Pirapora, MG, 2001

A hidrovia do rio São Francisco começa logo após a represa de Três Marias, na cidade mineira de Pirapora. Mas o rio está assoriado e seco. Em junho de 2001 nenhuma das chatas (embarcação fluvial de carga) fazia o percurso de 1,3mil km entre Pirapora e Juazeiro. Devido ao baixo nível das águas, uma viagem de quase uma semana, descendo o curso do rio, levaria quase um mês ou mais. Além disso, a falta de cheias é a maior reclamação dos pescadores. Com as construções das barragens, a vazão do rio foi regularizada.
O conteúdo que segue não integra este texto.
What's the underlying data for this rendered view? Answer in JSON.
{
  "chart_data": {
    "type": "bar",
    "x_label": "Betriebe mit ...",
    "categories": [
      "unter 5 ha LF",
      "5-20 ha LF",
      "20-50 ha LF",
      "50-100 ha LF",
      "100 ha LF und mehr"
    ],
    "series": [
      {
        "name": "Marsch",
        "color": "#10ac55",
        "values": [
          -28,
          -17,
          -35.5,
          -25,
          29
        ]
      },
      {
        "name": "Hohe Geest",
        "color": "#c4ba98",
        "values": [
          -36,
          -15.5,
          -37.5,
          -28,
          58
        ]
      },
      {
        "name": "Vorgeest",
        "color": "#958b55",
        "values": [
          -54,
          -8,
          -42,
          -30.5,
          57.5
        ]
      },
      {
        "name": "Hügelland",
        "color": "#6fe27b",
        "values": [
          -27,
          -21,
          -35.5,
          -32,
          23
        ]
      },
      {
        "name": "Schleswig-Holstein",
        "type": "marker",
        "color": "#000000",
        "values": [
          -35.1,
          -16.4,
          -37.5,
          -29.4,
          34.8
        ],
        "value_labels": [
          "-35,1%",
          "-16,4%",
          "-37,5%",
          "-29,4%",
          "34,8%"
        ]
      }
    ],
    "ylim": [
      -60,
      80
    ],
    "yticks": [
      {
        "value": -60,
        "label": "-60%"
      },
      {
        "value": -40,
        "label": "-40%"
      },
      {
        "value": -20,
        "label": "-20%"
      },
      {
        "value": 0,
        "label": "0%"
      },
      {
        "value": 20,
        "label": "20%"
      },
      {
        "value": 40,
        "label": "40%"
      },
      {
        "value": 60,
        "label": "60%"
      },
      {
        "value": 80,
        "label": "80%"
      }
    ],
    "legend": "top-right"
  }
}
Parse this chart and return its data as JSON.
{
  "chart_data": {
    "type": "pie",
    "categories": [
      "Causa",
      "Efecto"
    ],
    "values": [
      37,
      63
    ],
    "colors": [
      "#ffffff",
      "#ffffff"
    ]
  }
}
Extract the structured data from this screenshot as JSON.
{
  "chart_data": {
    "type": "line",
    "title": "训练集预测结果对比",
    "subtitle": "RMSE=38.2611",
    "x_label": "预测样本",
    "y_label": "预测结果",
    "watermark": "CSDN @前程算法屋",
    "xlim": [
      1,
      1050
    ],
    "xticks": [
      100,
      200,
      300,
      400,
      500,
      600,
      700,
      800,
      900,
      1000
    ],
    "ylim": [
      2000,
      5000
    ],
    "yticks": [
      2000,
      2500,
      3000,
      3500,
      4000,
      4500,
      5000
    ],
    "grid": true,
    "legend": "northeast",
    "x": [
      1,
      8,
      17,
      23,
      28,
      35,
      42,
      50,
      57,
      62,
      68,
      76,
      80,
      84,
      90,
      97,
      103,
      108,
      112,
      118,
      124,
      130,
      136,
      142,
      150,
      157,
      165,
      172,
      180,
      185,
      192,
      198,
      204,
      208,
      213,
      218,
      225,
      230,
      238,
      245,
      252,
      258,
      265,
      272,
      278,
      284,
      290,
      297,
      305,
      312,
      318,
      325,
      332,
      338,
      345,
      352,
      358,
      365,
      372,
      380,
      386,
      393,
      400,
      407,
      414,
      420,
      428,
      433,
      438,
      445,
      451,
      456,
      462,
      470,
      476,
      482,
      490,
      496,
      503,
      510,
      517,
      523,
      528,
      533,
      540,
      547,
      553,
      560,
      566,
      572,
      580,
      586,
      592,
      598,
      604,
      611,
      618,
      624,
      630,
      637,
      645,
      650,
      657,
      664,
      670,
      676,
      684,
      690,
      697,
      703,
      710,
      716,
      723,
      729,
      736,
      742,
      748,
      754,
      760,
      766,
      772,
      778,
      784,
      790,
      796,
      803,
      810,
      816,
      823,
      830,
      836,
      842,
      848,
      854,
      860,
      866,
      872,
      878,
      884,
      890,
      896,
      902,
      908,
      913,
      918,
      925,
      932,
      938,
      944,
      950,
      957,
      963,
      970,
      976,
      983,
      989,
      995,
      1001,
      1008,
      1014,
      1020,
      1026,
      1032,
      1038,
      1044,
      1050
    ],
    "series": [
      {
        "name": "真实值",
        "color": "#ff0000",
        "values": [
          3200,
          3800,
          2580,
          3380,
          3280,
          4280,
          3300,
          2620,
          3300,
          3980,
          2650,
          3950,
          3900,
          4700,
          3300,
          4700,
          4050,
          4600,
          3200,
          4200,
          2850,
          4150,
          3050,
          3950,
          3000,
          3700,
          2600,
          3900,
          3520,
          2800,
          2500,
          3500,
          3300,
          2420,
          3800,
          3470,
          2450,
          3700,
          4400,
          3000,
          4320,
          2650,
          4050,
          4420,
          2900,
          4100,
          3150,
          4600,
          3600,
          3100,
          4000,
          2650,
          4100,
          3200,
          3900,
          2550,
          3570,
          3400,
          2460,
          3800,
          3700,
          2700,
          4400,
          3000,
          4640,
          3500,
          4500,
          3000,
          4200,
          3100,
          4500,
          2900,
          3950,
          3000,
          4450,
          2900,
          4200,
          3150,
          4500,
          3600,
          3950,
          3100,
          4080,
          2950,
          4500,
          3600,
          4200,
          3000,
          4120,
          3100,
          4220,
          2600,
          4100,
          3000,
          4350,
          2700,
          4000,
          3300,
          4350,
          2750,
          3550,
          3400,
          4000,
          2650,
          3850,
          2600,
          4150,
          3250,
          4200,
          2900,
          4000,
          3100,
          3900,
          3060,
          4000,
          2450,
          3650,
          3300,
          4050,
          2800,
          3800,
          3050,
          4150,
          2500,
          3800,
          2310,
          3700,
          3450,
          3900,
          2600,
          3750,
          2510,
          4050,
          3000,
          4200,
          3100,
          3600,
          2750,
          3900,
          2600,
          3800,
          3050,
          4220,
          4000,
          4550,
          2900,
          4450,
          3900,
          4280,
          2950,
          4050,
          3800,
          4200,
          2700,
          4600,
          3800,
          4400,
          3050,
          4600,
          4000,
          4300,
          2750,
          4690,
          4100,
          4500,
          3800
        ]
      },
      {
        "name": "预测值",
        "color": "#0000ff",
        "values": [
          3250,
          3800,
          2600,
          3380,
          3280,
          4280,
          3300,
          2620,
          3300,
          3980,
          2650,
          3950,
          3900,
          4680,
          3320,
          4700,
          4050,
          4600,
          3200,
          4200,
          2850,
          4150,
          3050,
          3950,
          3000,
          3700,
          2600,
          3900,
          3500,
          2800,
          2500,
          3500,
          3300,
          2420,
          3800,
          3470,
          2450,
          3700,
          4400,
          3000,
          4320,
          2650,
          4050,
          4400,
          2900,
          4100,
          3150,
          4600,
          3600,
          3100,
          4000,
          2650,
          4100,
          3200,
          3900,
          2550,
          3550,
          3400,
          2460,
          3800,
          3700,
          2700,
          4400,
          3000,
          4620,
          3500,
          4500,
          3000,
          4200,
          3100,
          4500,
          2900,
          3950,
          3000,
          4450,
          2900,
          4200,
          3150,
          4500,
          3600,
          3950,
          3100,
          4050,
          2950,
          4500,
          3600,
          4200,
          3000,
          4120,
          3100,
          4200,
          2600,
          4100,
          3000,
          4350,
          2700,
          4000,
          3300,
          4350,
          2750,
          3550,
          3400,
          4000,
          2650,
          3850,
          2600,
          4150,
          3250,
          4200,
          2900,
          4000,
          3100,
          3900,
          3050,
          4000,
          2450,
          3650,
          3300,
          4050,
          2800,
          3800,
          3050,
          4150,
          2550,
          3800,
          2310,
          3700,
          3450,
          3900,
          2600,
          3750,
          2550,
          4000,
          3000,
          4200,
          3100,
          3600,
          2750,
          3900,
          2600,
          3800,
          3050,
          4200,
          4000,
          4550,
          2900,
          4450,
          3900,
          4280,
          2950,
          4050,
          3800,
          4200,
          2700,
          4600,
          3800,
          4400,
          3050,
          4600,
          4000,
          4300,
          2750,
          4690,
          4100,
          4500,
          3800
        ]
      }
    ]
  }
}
Até antes da crise energética, 90% da energia consumida no Nordeste era produzida apenas apartir do complexo de hidroelétricas da CHESF instaladas no Velho Chico. Produzir energia é prioridade total. A vazão do rio depende então dos humores dentro dos gabinetes da CHESF e do Governo Federal em se manter os níveis mínimos dos reservatórios. A irrigação, o transporte fluvial, a água para o consumo humano, a pesca, a cultura dos ribeirinhos são relegados a um segundo plano frente a importância estratégica de uma perversa política de produção de energia muito mal planejada.